International Security expert and Intelligence Studies and director of ANU’s Southeast Asia Institute Professor John Blaxland told news.com.au it was possible Iran has been helping Pyongyang.
“There have been stories circulating of Iranian technical support over a number of years and while this story is not easy to corroborate, it is certainly plausible,” he said.
Nuclear disarmament campaigner John Hallam said there were a few countries, including Iran, which could be among those helping North Korea.
“There has been collaboration over missile technology, but not to my knowledge over weapons design, for decades,” he said.
Much of Iran’s missile technology has been, or once was, North Korean.
Mr Hallam said he believed the collaboration between North Korea and Pakistan deserved more attention.
“Iran wouldn’t have much to offer the DPRK in terms of weapons design, but Pakistan would have had a great deal to offer, at least in terms of miniaturised uranium warheads, which form the mainstay of Pakistan’s nuclear forces,” he said.
Mr Hallam also said if Iran really wanted to obtain nuclear weapons it would have managed to do so 15-20 years ago.
“So Iran would certainly have nothing to offer the DPRK in terms of hydrogen bomb technology,” he said.
“They might have had something to offer in terms of enrichment over the years and they might have been helpful in jointly developing missile technology.”
Mr Hallam said it was also possible that Russia could be helping the DPRK.
“They certainly have arguably the world’s best or second best nuclear weapons and missile technology, and they may have been somewhat helpful, but I really doubt that Russia will have slipped them a third generation thermonuclear warhead design,” he said.
“Of course they may have somehow obtained such a design, but they could have done so from any country that had such designs — including the US itself.”
In an interview with news.com.au last week, Australian National University researcher and North Korean expert Leonid Petrov said it was clear North Korea’s scientists were getting help from somewhere.
Dr Petrov said other countries likely to have assisted include Pakistan, Russia and even Ukraine.
News that Iran may be fuelling North Korea’s nuclear ambitions comes as Israel’s minister for intelligence and strategic affairs Yisrael Katz warned Terhan’s own nuclear ambitions must be stopped.
Mr Katz said failed attempts to negotiate with Pyongyang should serve as a lesson in dealing with Iran.
“Iran is the new North Korea,” he said.
“We need to act now so we won’t be sorry tomorrow about what we didn’t do yesterday.”
Meanwhile North Korea is set to pay the price for its sixth and most powerful nuclear test.
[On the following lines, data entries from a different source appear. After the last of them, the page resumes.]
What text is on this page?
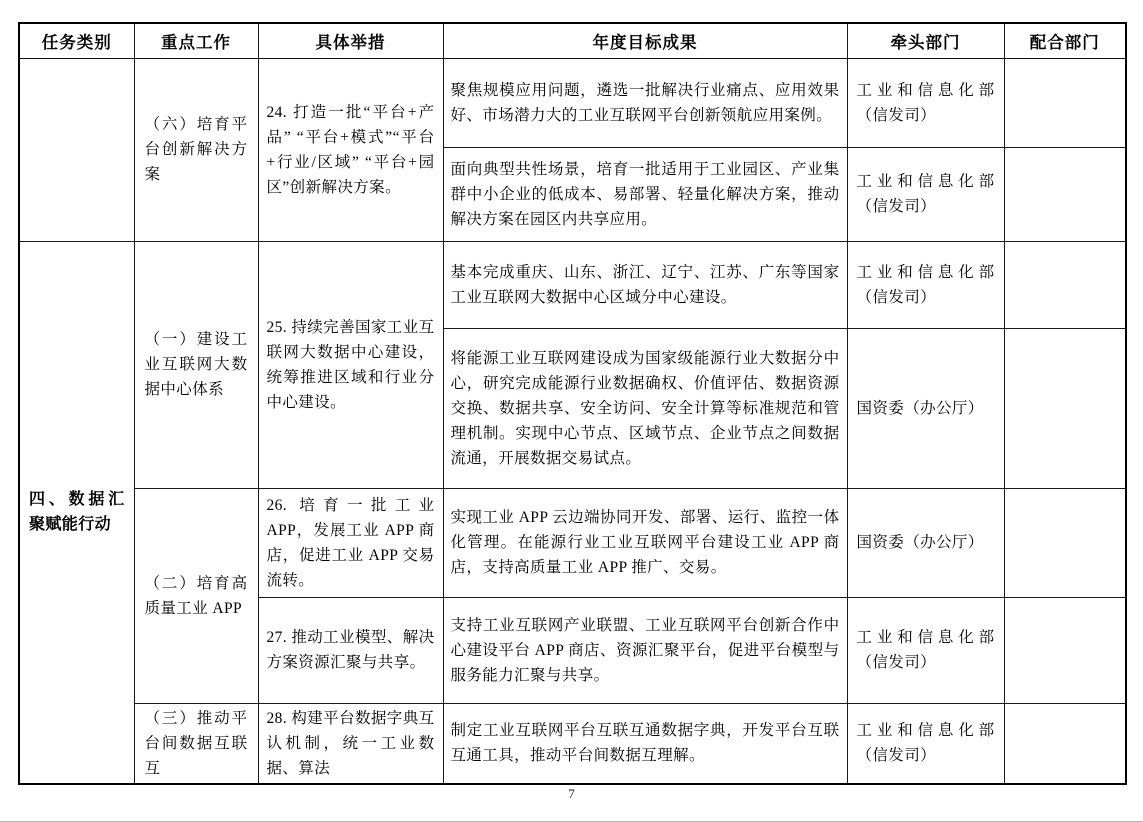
任务类别	重点工作	具体举措	年度目标成果	牵头部门	配合部门
	（六）培育平台创新解决方案	24. 打造一批“平台+产品” “平台+模式”“平台+行业/区域” “平台+园区”创新解决方案。	聚焦规模应用问题，遴选一批解决行业痛点、应用效果好、市场潜力大的工业互联网平台创新领航应用案例。	工业和信息化部（信发司）	
			面向典型共性场景，培育一批适用于工业园区、产业集群中小企业的低成本、易部署、轻量化解决方案，推动解决方案在园区内共享应用。	工业和信息化部（信发司）	
四、数据汇聚赋能行动	（一）建设工业互联网大数据中心体系	25. 持续完善国家工业互联网大数据中心建设，统筹推进区域和行业分中心建设。	基本完成重庆、山东、浙江、辽宁、江苏、广东等国家工业互联网大数据中心区域分中心建设。	工业和信息化部（信发司）	
			将能源工业互联网建设成为国家级能源行业大数据分中心，研究完成能源行业数据确权、价值评估、数据资源交换、数据共享、安全访问、安全计算等标准规范和管理机制。实现中心节点、区域节点、企业节点之间数据流通，开展数据交易试点。	国资委（办公厅）	
	（二）培育高质量工业 APP	26. 培育一批工业 APP，发展工业 APP 商店，促进工业 APP 交易流转。	实现工业 APP 云边端协同开发、部署、运行、监控一体化管理。在能源行业工业互联网平台建设工业 APP 商店，支持高质量工业 APP 推广、交易。	国资委（办公厅）	
		27. 推动工业模型、解决方案资源汇聚与共享。	支持工业互联网产业联盟、工业互联网平台创新合作中心建设平台 APP 商店、资源汇聚平台，促进平台模型与服务能力汇聚与共享。	工业和信息化部（信发司）	
	（三）推动平台间数据互联互	28. 构建平台数据字典互认机制，统一工业数据、算法	制定工业互联网平台互联互通数据字典，开发平台互联互通工具，推动平台间数据互理解。	工业和信息化部（信发司）	
7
The United Nations Security Council unanimously stepped up sanctions against Pyongyang, imposing a ban on the country’s textile exports and capping imports of crude oil.
It was the ninth sanctions resolution unanimously adopted by the 15-member council since 2006 over North Korea’s ballistic missile and nuclear programs.
The US watered down an initial tougher draft resolution to win the support of Pyongyang’s main two allies, China and Russia.
Pyongyang warned it will make the United States pay a heavy price if the tough sanctions went ahead.
The North’s Foreign Ministry said it was watching the US closely and threatened it was “ready and willing” to respond with measures of its own.
Last Tuesday, Washington circulated a draft resolution proposing the toughest UN sanctions on North Korea, including a ban on all oil and natural gas exports to the country and a freeze on all foreign financial assets of the government and its leader, Kim Jong-un.
Previous UN sanctions resolutions have been negotiated between the US and China, and have taken weeks or months, however the Trump administration demanded a vote in just six days.